Spatial and temporal dynamics of Collembola (Isotomiella minor) and plant pathogenic fungi (Rhizoctonia solani) interactions

Abstract

The mechanistic and spatial dynamics of microarthropod-plant pathogen interactions remain understudied, despite the importance of these interactions in plant disease control. We conducted three complementary laboratory experiments using the plant-pathogenic fungus, Rhizoctonia solani, and the Collembola Isotomiella minor. The dominant mechanism (consumption vs. dispersal) of these interactions was investigated over 5 days in a controlled environment. The dominant mechanism observed was consumption, with I. minor decreasing R. solani growth by up to 58 %. There was no evidence of pathogen dispersal, however, there was potential for R. solani dispersal by I. minor as there were viable pathogen structures on the cuticle and in the frass.
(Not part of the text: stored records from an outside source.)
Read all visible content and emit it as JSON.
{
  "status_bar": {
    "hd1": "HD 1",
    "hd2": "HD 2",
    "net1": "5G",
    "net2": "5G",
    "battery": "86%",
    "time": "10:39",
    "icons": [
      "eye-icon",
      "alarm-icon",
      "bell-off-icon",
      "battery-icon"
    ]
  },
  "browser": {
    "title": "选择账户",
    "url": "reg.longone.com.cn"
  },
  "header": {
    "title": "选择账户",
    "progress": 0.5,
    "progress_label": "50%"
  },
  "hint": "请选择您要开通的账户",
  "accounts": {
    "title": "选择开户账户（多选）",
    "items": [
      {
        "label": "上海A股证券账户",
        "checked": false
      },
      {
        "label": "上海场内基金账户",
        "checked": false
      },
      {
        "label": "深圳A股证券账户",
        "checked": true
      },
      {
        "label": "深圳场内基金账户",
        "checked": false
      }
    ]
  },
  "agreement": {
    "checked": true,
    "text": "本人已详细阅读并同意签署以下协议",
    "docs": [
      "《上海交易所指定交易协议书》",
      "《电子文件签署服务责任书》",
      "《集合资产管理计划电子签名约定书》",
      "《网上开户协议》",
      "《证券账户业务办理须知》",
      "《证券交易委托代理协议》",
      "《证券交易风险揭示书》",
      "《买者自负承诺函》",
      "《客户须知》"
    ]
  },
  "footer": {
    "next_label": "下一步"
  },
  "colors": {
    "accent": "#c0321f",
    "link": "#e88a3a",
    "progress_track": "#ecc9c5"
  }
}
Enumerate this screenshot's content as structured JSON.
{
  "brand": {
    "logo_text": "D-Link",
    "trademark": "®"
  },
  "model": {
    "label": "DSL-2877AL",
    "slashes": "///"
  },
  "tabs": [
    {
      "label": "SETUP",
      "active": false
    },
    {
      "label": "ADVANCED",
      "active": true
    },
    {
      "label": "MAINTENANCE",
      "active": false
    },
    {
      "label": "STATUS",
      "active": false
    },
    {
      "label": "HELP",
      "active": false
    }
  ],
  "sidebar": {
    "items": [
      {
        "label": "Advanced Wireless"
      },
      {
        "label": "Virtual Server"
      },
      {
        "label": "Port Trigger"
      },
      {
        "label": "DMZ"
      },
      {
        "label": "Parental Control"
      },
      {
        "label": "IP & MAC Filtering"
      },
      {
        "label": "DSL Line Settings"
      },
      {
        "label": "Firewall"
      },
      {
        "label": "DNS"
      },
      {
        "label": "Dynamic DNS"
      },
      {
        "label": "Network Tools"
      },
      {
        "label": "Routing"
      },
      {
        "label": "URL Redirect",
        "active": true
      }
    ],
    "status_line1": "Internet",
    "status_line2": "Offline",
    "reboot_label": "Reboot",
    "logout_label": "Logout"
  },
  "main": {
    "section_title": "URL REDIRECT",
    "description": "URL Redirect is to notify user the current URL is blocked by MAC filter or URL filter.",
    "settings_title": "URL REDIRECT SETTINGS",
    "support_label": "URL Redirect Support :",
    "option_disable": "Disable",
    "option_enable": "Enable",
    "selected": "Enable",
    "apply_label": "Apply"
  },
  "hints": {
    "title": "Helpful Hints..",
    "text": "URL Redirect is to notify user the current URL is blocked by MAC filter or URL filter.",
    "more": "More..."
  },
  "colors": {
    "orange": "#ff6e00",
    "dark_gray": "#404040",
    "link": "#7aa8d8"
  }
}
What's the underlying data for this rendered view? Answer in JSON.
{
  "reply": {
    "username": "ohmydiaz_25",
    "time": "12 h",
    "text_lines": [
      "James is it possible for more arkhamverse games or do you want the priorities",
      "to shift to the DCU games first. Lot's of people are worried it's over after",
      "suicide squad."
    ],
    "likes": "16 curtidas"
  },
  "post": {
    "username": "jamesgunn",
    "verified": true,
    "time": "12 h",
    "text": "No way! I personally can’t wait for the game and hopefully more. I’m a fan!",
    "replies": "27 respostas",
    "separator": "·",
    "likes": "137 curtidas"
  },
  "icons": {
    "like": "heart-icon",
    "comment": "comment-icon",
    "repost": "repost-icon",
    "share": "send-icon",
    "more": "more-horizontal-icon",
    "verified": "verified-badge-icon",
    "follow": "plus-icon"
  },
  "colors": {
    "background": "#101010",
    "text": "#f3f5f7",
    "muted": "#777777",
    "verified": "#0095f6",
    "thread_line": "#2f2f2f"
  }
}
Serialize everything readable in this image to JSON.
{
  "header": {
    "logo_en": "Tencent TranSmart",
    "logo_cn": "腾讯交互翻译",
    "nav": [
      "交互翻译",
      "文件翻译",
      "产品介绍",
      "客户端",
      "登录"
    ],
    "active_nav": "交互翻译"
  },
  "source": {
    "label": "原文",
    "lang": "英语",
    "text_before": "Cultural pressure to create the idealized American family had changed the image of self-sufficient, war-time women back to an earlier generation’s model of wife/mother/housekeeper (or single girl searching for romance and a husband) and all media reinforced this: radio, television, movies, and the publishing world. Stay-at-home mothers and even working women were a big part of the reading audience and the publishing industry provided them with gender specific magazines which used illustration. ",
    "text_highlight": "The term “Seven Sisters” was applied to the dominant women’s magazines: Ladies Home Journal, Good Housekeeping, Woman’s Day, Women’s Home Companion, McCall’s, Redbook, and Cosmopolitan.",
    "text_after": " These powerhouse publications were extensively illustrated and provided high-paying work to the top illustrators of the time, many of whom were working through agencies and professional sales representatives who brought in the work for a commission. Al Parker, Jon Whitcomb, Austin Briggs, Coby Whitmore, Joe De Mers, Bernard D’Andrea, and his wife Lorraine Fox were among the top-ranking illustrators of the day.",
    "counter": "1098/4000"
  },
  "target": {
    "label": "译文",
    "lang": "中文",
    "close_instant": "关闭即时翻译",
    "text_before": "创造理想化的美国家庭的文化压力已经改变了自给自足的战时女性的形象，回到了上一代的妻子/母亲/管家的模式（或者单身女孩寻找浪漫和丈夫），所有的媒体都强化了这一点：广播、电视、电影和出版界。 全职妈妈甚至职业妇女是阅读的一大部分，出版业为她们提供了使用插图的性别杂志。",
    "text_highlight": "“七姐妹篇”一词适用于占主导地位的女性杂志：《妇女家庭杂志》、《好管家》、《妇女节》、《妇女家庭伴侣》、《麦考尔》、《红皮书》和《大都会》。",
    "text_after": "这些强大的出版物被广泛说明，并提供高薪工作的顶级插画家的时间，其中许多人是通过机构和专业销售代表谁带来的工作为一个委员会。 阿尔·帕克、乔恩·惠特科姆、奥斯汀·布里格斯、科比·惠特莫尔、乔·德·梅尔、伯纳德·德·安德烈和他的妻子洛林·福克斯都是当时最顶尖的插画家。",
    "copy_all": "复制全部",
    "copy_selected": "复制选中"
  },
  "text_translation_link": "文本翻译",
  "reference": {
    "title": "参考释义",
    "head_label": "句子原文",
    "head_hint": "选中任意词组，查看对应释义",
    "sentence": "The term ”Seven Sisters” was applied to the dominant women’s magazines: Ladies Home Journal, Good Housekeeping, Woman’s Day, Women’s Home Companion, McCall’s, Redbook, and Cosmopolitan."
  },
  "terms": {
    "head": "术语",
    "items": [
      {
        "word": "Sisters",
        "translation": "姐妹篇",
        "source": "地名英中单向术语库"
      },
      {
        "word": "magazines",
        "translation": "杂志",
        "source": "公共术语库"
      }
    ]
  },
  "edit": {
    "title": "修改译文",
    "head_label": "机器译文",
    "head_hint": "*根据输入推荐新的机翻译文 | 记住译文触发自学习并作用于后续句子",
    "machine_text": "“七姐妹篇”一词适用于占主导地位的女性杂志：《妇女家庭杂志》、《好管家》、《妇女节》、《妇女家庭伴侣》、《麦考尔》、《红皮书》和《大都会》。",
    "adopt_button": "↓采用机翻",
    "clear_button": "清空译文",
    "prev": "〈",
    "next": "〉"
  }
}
I. minor effects on R. solani mycelial growth rate were then determined using race tubes over 14 days. I. minor decreased R. solani mycelial growth rate by up to 23 %. Soil environment effects were explored over 5 days in a controlled environment using mineral substrate to mimic a 3-dimensional soil environment, both with and without organic matter (alfalfa) additions. In the soil without organic matter, the high I. minor abundances decreased R. solani growth compared to the low and no I. minor abundances by 23 % and 22 % respectively. In the soil with organic matter, I. minor did not affect R. solani growth. These findings suggest that organic matter in soils may be diminishing collembolan control of plant pathogens in field settings.